Under the constitution, once his resignation is tendered, the speaker of Algeria’s upper house of parliament, Abdelkader Bensalah, would act as interim leader for up to 90 days during which a presidential election must be organised.
Born on March 2, 1937, in Oujda, French Protectorate in Morocco, he was the first child of his mother, Mansouria Ghezlaoui, and the second child of his father, Ahmed Bouteflika.
Fatima, his half-sister, preceded him. His parents originated from Tlemcen, Algeria. He has three half-sisters (Fatima, Yamina, and Aïcha), as well as four brothers (Abdelghani, Mustapha, Abderahim and Saïd) and one sister (Latifa).
He got his early education in Oujda High School before joining the National Liberation Army. He got rapid promotions.
In 1960, he was assigned with leading the Malian Front in the Algerian South where he became known with his revolutionary name of Abdelkader al-Mali.

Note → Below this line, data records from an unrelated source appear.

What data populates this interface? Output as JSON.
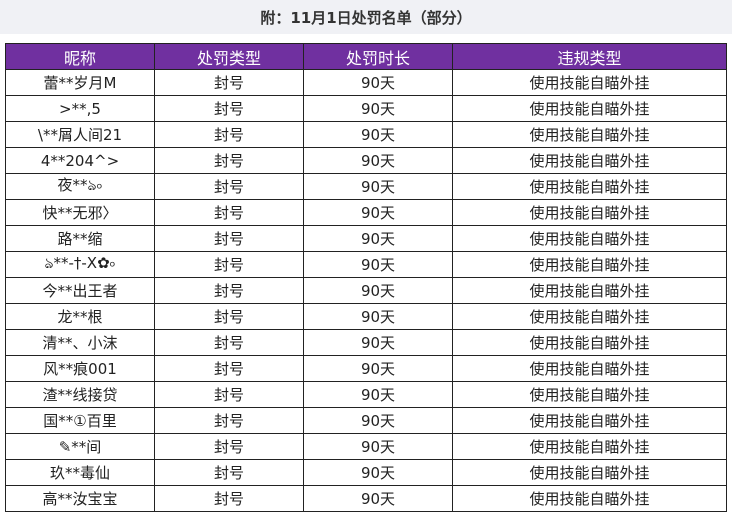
{
  "title": "附：11月1日处罚名单（部分）",
  "columns": [
    "昵称",
    "处罚类型",
    "处罚时长",
    "违规类型"
  ],
  "rows": [
    [
      "蕾**岁月M",
      "封号",
      "90天",
      "使用技能自瞄外挂"
    ],
    [
      ">**,5",
      "封号",
      "90天",
      "使用技能自瞄外挂"
    ],
    [
      "\\**屑人间21",
      "封号",
      "90天",
      "使用技能自瞄外挂"
    ],
    [
      "4**204^>",
      "封号",
      "90天",
      "使用技能自瞄外挂"
    ],
    [
      "夜**ঌ৹",
      "封号",
      "90天",
      "使用技能自瞄外挂"
    ],
    [
      "快**无邪〉",
      "封号",
      "90天",
      "使用技能自瞄外挂"
    ],
    [
      "路**缩",
      "封号",
      "90天",
      "使用技能自瞄外挂"
    ],
    [
      "ঌ**-†-X✿৹",
      "封号",
      "90天",
      "使用技能自瞄外挂"
    ],
    [
      "今**出王者",
      "封号",
      "90天",
      "使用技能自瞄外挂"
    ],
    [
      "龙**根",
      "封号",
      "90天",
      "使用技能自瞄外挂"
    ],
    [
      "清**、小沫",
      "封号",
      "90天",
      "使用技能自瞄外挂"
    ],
    [
      "风**痕001",
      "封号",
      "90天",
      "使用技能自瞄外挂"
    ],
    [
      "渣**线接贷",
      "封号",
      "90天",
      "使用技能自瞄外挂"
    ],
    [
      "国**①百里",
      "封号",
      "90天",
      "使用技能自瞄外挂"
    ],
    [
      "✎**间",
      "封号",
      "90天",
      "使用技能自瞄外挂"
    ],
    [
      "玖**毒仙",
      "封号",
      "90天",
      "使用技能自瞄外挂"
    ],
    [
      "高**汝宝宝",
      "封号",
      "90天",
      "使用技能自瞄外挂"
    ]
  ],
  "colors": {
    "header_bg": "#7030a0",
    "title_bg": "#f0f1f5"
  }
}
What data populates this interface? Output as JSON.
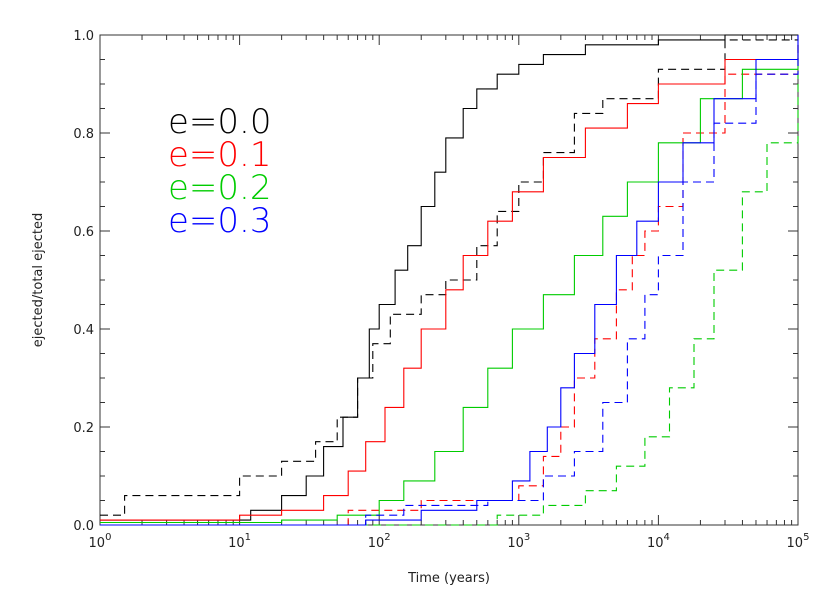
{
  "chart_data": {
    "type": "line",
    "xlabel": "Time (years)",
    "ylabel": "ejected/total ejected",
    "xscale": "log",
    "xlim": [
      1,
      100000
    ],
    "ylim": [
      0,
      1.0
    ],
    "x_ticks": [
      {
        "value": 1,
        "base": "10",
        "exp": "0"
      },
      {
        "value": 10,
        "base": "10",
        "exp": "1"
      },
      {
        "value": 100,
        "base": "10",
        "exp": "2"
      },
      {
        "value": 1000,
        "base": "10",
        "exp": "3"
      },
      {
        "value": 10000,
        "base": "10",
        "exp": "4"
      },
      {
        "value": 100000,
        "base": "10",
        "exp": "5"
      }
    ],
    "y_ticks": [
      {
        "value": 0.0,
        "label": "0.0"
      },
      {
        "value": 0.2,
        "label": "0.2"
      },
      {
        "value": 0.4,
        "label": "0.4"
      },
      {
        "value": 0.6,
        "label": "0.6"
      },
      {
        "value": 0.8,
        "label": "0.8"
      },
      {
        "value": 1.0,
        "label": "1.0"
      }
    ],
    "legend": {
      "placement": "upper-left",
      "entries": [
        {
          "label": "e=0.0",
          "color": "#000000"
        },
        {
          "label": "e=0.1",
          "color": "#ff0000"
        },
        {
          "label": "e=0.2",
          "color": "#00cc00"
        },
        {
          "label": "e=0.3",
          "color": "#0000ff"
        }
      ]
    },
    "series": [
      {
        "color": "#000000",
        "style": "solid",
        "points": [
          [
            1,
            0.01
          ],
          [
            8,
            0.01
          ],
          [
            12,
            0.03
          ],
          [
            20,
            0.06
          ],
          [
            30,
            0.1
          ],
          [
            40,
            0.16
          ],
          [
            55,
            0.22
          ],
          [
            70,
            0.3
          ],
          [
            85,
            0.4
          ],
          [
            100,
            0.45
          ],
          [
            130,
            0.52
          ],
          [
            160,
            0.57
          ],
          [
            200,
            0.65
          ],
          [
            250,
            0.72
          ],
          [
            300,
            0.79
          ],
          [
            400,
            0.85
          ],
          [
            500,
            0.89
          ],
          [
            700,
            0.92
          ],
          [
            1000,
            0.94
          ],
          [
            1500,
            0.96
          ],
          [
            3000,
            0.98
          ],
          [
            10000,
            0.99
          ],
          [
            30000,
            1.0
          ],
          [
            100000,
            1.0
          ]
        ]
      },
      {
        "color": "#000000",
        "style": "dashed",
        "points": [
          [
            1,
            0.02
          ],
          [
            1.5,
            0.06
          ],
          [
            5,
            0.06
          ],
          [
            10,
            0.1
          ],
          [
            20,
            0.13
          ],
          [
            35,
            0.17
          ],
          [
            50,
            0.22
          ],
          [
            70,
            0.3
          ],
          [
            90,
            0.37
          ],
          [
            120,
            0.43
          ],
          [
            200,
            0.47
          ],
          [
            300,
            0.5
          ],
          [
            500,
            0.57
          ],
          [
            700,
            0.64
          ],
          [
            1000,
            0.7
          ],
          [
            1500,
            0.76
          ],
          [
            2500,
            0.84
          ],
          [
            4000,
            0.87
          ],
          [
            10000,
            0.93
          ],
          [
            30000,
            0.99
          ],
          [
            100000,
            1.0
          ]
        ]
      },
      {
        "color": "#ff0000",
        "style": "solid",
        "points": [
          [
            1,
            0.01
          ],
          [
            10,
            0.02
          ],
          [
            20,
            0.03
          ],
          [
            40,
            0.06
          ],
          [
            60,
            0.11
          ],
          [
            80,
            0.17
          ],
          [
            110,
            0.24
          ],
          [
            150,
            0.32
          ],
          [
            200,
            0.4
          ],
          [
            300,
            0.48
          ],
          [
            400,
            0.55
          ],
          [
            600,
            0.62
          ],
          [
            900,
            0.68
          ],
          [
            1500,
            0.75
          ],
          [
            3000,
            0.81
          ],
          [
            6000,
            0.86
          ],
          [
            10000,
            0.9
          ],
          [
            30000,
            0.95
          ],
          [
            100000,
            0.98
          ]
        ]
      },
      {
        "color": "#ff0000",
        "style": "dashed",
        "points": [
          [
            1,
            0.0
          ],
          [
            30,
            0.0
          ],
          [
            60,
            0.03
          ],
          [
            200,
            0.05
          ],
          [
            600,
            0.05
          ],
          [
            1000,
            0.08
          ],
          [
            1500,
            0.14
          ],
          [
            2000,
            0.2
          ],
          [
            2500,
            0.3
          ],
          [
            3500,
            0.38
          ],
          [
            5000,
            0.48
          ],
          [
            6500,
            0.55
          ],
          [
            8000,
            0.6
          ],
          [
            10000,
            0.65
          ],
          [
            15000,
            0.8
          ],
          [
            30000,
            0.92
          ],
          [
            100000,
            0.99
          ]
        ]
      },
      {
        "color": "#00cc00",
        "style": "solid",
        "points": [
          [
            1,
            0.005
          ],
          [
            20,
            0.01
          ],
          [
            50,
            0.02
          ],
          [
            100,
            0.05
          ],
          [
            150,
            0.09
          ],
          [
            250,
            0.15
          ],
          [
            400,
            0.24
          ],
          [
            600,
            0.32
          ],
          [
            900,
            0.4
          ],
          [
            1500,
            0.47
          ],
          [
            2500,
            0.55
          ],
          [
            4000,
            0.63
          ],
          [
            6000,
            0.7
          ],
          [
            10000,
            0.78
          ],
          [
            20000,
            0.87
          ],
          [
            40000,
            0.93
          ],
          [
            100000,
            0.98
          ]
        ]
      },
      {
        "color": "#00cc00",
        "style": "dashed",
        "points": [
          [
            1,
            0.0
          ],
          [
            100,
            0.0
          ],
          [
            300,
            0.0
          ],
          [
            700,
            0.02
          ],
          [
            1500,
            0.04
          ],
          [
            3000,
            0.07
          ],
          [
            5000,
            0.12
          ],
          [
            8000,
            0.18
          ],
          [
            12000,
            0.28
          ],
          [
            18000,
            0.38
          ],
          [
            25000,
            0.52
          ],
          [
            40000,
            0.68
          ],
          [
            60000,
            0.78
          ],
          [
            100000,
            0.95
          ]
        ]
      },
      {
        "color": "#0000ff",
        "style": "solid",
        "points": [
          [
            1,
            0.0
          ],
          [
            40,
            0.0
          ],
          [
            80,
            0.01
          ],
          [
            200,
            0.03
          ],
          [
            500,
            0.05
          ],
          [
            900,
            0.09
          ],
          [
            1200,
            0.15
          ],
          [
            1600,
            0.2
          ],
          [
            2000,
            0.28
          ],
          [
            2500,
            0.35
          ],
          [
            3500,
            0.45
          ],
          [
            5000,
            0.55
          ],
          [
            7000,
            0.62
          ],
          [
            10000,
            0.7
          ],
          [
            15000,
            0.78
          ],
          [
            25000,
            0.87
          ],
          [
            50000,
            0.95
          ],
          [
            100000,
            1.0
          ]
        ]
      },
      {
        "color": "#0000ff",
        "style": "dashed",
        "points": [
          [
            1,
            0.0
          ],
          [
            50,
            0.0
          ],
          [
            80,
            0.02
          ],
          [
            150,
            0.04
          ],
          [
            600,
            0.05
          ],
          [
            900,
            0.05
          ],
          [
            1500,
            0.1
          ],
          [
            2500,
            0.15
          ],
          [
            4000,
            0.25
          ],
          [
            6000,
            0.38
          ],
          [
            8000,
            0.47
          ],
          [
            10000,
            0.55
          ],
          [
            15000,
            0.7
          ],
          [
            25000,
            0.82
          ],
          [
            50000,
            0.92
          ],
          [
            100000,
            0.99
          ]
        ]
      }
    ]
  }
}
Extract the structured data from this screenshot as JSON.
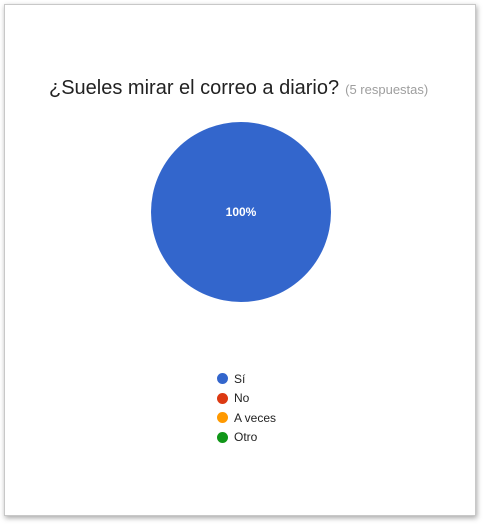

The Algerian politician is fifth President of Algeria since 1999. He was Minister of Foreign Affairs from 1963 to 1979. As President, he presided over the end of the bloody Algerian Civil War in 2002, and he ended emergency rule in February 2011 amidst regional unrest.
In November 2012, he surpassed Houari Boumédiène as the longest-serving Head of State of Algeria.